A new program claims to help distressed homeowners with a “Smart Sale Leaseback” program, but some experts warn to proceed with caution.
The program is fairly simple. A distressed homeowner, 60 to 45 days away from foreclosure, contacts a Realty Funding Partners (RFP) associate. They help the homeowner fill out an application for their Smart Sale Leaseback program for free.
Once they find out if they qualify they are paired up with a funding partner and RFP’s lawyers step in.
They buy the home from the bank at a high discount by negotiating the terms directly with the bank. They then lease it back to the original owner for much less than they were previously paying.
The homeowner decides if they want to sign a three-, five- or seven-year lease. At the end of their lease they have the option to buy back their home for 90 percent of the market value at that time.
The company also takes 60 percent of the payments they make on the lease and credits that back to the homeowner to go toward closing costs and to put more equity in the home.
“We want to spread the word that we have this program that can really help people,” said Mike Griffin of Realty Funding Partners. “This is a great program that does nothing but help people.”
Local real estate agents aren’t so sure.
Without speaking to employees of RFP, and by simply looking at the information presented on their website, Gordon Baker of Re/Max Alliance Group, and Allen Henderson, the Ahwatukee broker, say the numbers don’t add up.
Homes eligible for the program must have a mortgage of more than $200,000 and Henderson says the model the company is using requires a 3 percent market appreciation.
“I hope that will be happening in the near future, but it certainly isn’t happening in our current real estate market,” Henderson said in an email.
Doing the math for the average Ahwatukee home, Baker says he’s not sure how RFP makes any money if they do what they say.
“The math doesn’t work,” Baker said. “What if there is no appreciation? And assume they give no credit. Would they sell it for 10 percent less than they bought it at the end of three years? The more you look at it, it just doesn’t make sense. It may be good to ask them for different scenarios.”

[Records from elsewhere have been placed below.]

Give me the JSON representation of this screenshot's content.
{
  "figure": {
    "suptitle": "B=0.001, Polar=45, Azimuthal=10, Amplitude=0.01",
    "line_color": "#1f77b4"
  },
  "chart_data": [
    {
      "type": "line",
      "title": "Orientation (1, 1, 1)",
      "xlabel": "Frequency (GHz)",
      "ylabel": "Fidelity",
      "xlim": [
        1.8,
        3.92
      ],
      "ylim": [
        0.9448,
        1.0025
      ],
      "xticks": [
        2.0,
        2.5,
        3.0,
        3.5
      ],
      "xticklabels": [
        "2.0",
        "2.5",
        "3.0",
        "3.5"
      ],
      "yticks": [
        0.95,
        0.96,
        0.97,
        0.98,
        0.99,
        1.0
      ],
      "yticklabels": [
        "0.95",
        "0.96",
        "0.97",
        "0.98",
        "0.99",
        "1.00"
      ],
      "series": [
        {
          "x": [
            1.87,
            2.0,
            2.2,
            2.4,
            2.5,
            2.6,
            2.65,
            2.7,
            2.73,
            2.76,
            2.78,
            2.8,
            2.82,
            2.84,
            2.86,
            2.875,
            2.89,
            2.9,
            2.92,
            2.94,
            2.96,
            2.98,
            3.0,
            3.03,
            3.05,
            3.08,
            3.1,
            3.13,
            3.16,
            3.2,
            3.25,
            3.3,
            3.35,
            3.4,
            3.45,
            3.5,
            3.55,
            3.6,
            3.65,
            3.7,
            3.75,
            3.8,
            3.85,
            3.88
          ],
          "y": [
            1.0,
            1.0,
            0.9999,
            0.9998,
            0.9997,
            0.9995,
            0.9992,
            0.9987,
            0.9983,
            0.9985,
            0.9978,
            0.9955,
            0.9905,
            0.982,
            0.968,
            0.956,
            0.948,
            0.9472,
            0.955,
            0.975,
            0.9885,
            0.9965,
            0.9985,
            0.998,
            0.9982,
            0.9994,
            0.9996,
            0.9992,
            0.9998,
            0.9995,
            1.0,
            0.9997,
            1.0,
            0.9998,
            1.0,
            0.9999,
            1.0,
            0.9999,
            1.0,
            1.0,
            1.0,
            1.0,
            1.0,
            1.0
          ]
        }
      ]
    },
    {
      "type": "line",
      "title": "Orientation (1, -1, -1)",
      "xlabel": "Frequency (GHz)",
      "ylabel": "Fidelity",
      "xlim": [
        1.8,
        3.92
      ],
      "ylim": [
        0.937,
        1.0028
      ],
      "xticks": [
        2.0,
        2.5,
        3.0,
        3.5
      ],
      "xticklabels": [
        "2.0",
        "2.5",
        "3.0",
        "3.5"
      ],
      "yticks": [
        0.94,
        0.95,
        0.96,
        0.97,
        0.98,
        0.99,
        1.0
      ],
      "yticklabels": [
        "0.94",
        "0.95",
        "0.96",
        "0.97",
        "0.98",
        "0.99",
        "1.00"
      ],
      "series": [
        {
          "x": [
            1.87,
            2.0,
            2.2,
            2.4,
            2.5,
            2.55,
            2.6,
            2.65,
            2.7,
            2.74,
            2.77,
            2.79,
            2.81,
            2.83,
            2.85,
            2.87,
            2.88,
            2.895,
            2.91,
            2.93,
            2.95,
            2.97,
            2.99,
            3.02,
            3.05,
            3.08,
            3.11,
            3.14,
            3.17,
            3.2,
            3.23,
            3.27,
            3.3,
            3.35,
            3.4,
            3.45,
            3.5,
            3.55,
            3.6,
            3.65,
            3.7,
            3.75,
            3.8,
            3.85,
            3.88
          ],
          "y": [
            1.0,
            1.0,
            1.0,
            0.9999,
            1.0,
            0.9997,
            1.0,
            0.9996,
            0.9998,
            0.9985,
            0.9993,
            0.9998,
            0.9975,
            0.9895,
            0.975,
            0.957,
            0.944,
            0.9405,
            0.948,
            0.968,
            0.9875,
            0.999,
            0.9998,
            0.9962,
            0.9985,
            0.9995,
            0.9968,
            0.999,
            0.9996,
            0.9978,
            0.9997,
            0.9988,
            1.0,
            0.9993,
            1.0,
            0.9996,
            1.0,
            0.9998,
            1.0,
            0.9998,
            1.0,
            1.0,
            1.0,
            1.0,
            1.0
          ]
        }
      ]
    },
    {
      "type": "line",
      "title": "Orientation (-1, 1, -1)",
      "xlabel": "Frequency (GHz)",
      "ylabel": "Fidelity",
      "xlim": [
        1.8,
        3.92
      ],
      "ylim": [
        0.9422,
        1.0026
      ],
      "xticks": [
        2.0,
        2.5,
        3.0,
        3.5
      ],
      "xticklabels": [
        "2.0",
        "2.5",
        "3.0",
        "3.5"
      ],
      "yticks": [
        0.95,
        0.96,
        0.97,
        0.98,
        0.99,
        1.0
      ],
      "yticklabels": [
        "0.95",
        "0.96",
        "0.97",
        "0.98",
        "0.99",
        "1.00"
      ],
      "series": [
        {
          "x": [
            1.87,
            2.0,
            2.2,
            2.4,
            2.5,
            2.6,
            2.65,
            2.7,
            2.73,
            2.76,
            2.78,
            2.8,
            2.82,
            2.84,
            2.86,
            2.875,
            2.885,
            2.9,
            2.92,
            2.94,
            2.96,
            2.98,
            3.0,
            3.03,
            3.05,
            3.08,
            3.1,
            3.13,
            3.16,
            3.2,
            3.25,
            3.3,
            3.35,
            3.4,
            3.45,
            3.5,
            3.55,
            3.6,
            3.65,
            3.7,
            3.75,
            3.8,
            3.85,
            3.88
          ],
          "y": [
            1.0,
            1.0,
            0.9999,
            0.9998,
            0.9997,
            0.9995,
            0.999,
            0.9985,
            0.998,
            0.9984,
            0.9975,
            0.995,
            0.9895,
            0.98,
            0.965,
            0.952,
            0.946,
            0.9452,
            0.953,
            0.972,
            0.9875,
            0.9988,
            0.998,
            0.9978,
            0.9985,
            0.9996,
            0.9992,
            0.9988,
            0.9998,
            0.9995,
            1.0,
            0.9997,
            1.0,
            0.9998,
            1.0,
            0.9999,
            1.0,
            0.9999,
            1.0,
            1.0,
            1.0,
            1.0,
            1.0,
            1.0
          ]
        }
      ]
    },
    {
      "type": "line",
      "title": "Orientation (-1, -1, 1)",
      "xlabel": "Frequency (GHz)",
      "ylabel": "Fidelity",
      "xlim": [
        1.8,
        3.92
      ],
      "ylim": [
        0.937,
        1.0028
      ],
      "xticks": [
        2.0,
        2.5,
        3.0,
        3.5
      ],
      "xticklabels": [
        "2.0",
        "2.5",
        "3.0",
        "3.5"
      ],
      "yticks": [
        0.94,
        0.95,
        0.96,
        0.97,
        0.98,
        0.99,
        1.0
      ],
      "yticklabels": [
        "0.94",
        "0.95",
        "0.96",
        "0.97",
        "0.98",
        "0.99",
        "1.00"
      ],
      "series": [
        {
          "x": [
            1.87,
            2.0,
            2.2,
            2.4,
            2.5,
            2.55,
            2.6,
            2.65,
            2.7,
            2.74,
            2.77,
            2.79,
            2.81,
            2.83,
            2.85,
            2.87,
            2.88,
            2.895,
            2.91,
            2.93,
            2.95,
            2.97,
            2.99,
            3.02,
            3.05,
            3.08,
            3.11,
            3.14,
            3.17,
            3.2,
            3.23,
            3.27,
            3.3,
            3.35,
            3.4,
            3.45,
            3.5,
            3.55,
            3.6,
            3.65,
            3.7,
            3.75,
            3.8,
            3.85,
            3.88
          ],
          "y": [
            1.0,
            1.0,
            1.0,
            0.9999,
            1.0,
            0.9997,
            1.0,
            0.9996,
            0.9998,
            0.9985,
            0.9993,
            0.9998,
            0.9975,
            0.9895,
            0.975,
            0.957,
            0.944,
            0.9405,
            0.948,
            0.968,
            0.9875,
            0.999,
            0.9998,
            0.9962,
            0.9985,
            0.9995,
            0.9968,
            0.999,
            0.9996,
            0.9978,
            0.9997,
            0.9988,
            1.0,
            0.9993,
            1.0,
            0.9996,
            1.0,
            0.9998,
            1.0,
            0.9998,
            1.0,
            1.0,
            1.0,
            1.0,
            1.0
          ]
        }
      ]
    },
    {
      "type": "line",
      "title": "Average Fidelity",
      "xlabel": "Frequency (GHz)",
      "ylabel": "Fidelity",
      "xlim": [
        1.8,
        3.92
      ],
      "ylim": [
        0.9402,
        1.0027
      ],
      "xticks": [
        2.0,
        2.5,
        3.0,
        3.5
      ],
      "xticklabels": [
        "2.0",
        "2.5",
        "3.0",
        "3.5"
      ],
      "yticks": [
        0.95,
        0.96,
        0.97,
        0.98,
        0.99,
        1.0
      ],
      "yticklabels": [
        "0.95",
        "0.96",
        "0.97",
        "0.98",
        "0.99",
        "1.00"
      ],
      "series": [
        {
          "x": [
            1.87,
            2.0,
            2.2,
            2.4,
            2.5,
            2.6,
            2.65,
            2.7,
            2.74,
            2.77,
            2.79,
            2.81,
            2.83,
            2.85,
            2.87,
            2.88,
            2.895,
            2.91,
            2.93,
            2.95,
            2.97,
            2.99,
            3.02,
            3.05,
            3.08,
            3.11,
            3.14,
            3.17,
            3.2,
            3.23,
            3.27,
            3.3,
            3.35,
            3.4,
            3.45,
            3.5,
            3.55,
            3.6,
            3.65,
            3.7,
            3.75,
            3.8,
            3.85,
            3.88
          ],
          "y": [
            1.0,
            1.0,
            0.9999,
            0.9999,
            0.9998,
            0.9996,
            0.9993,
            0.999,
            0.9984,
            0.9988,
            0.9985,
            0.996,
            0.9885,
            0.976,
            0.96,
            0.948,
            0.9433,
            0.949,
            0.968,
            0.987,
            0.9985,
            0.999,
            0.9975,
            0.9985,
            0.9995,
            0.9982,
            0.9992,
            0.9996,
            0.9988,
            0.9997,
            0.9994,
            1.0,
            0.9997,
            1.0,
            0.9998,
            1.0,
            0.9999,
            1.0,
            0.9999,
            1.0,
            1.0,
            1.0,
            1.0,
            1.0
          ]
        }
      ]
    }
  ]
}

Martha Baumgarner, a senior associate for RFP and an Ahwatukee Foothills resident, says the numbers work out because their goal is helping people, not making money.
Each situation is different, but the terms and rates are all worked out by qualified attorneys.
“We have private funding investors,” Baumgarner said. “There’s, obviously, money in it for them. They go to the servicing bank and they buy the mortgage for pennies on the dollar, just like a short sale. They’re negotiating with the bank for a much lower mortgage because these homes are so upside down.
“There’s an interest rate that’s very competitive, but each home is a different situation,” she continued. “We do not run credit checks because we already know they’re in a bind. The company makes money both on interest rate and on the fact that we as representatives are paid very little. That’s not the purpose. The purpose is to keep them in their home.”
RFP recently began a nationwide ad campaign to try to gain some awareness. Baumgarner believes they’ve helped more than 400 families stay in their homes nationwide since the program began. The program works for homeowners as well as business owners.
Baumgarner says with so many people foreclosing, she just wants to get the word out that she can help. Once the home is less than 45 days away from foreclosure, RFP can no longer offer assistance.
“The investors are bringing Wall Street to Main Street,” Baumganer said in an email. “We only operate in America, the investment is for our country. I am very pleased about this fact… As individuals there is no way we could accomplish what RFP has plans for.
“Investors all agree that property is a solid investment; I pray it never reaches another low like this again. It has been a tragic and toxic event for America. I believe this is a positive solution.”
Henderson offers just a little advice to anyone thinking about looking into the program.
“Regrettably, it is my opinion that Realty Funding Partners is not a solution for home owners in distressed properties…,” Henderson said. “Further, it is my opinion that anyone considering using Realty Funding Partners would be wise to confer with an attorney specializing in real estate law before signing any documents.”
Baumganer says she has done transactions with homeowners who did have an attorney present and in full support of the program. Realty Funding Partners is licensed in 50 states with the Attorney General, she said.